The Financial Action Task Force (FATF) has noted the efforts by the UK government to implement a regulatory framework for cryptocurrency exchange providers.
The FATF last week announced that it conducted an assessment of the UK’s AML/CFT system which involved a comprehensive review of the effectiveness of the country’s measures and their level of compliance with the FATF Recommendations.
In its evaluation report, while the FATF noted that virtual currency exchange providers are currently not covered by the AML/CFT requirements, it said that this is an “emerging risk” and added that there is no evidence yet to suggest that the ML/TF is occurring in the UK via this sector.

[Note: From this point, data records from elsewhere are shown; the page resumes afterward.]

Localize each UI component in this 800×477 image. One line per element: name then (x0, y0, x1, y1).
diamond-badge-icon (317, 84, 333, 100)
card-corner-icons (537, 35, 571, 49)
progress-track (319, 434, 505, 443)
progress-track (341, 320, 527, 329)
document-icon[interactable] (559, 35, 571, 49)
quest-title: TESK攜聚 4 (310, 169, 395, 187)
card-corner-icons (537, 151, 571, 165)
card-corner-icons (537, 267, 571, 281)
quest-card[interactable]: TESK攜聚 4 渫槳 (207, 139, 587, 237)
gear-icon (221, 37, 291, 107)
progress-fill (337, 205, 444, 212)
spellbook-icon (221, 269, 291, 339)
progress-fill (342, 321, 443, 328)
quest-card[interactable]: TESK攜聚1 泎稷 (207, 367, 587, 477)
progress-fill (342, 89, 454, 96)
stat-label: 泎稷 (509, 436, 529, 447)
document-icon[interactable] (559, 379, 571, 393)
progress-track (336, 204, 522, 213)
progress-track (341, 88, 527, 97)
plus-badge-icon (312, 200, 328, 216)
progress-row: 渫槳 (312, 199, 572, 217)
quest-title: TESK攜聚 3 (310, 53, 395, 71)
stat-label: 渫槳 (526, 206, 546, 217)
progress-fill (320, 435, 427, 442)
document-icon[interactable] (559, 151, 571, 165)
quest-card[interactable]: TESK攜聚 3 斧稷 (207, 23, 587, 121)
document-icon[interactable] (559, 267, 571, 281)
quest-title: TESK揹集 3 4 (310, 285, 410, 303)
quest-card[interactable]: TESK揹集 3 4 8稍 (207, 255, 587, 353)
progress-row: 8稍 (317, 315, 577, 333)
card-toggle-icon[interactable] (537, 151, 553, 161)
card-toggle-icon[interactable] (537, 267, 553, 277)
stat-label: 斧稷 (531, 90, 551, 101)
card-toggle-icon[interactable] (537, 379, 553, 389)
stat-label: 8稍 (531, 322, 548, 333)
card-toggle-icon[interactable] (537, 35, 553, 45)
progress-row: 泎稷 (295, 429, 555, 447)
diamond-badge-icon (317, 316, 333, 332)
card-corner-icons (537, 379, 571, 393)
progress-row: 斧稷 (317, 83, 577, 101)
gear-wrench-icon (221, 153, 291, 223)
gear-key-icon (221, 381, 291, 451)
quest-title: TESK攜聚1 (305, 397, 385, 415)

It recommended the UK government to “continue to develop an understanding of emerging risks (such as virtual currencies) and intelligence gaps, and take appropriate action.”
The agency also noted that the UK authorities have identified the emerging risks associated with cryptocurrencies and “are preparing regulations to extend AML/CFT requirements to this sector.”
“The UK acknowledges the inherent vulnerabilities associated with the anoymity of VCs [virtual currencies], and while the risk of ML/TF in this area is assessed as low, the UK acknowledges that there are intelligence gaps and VCs are being used in illicit activity (particularly in online marketplaces for the sale and purchase of illicit goods and services). As a result, the UK intends to regulate virtual currency exchange providers under its implementation of the EU’s fifth Anti-Money Laundering Directive.”
In October, the FATF said that it has adopted changes to the FATF Recommendations and Glossary that clarify how the Recommendations apply in the case of financial activities involving virtual assets. Reports have also suggested that the agency will publish its first rules for cryptocurrency regulation by June 2019.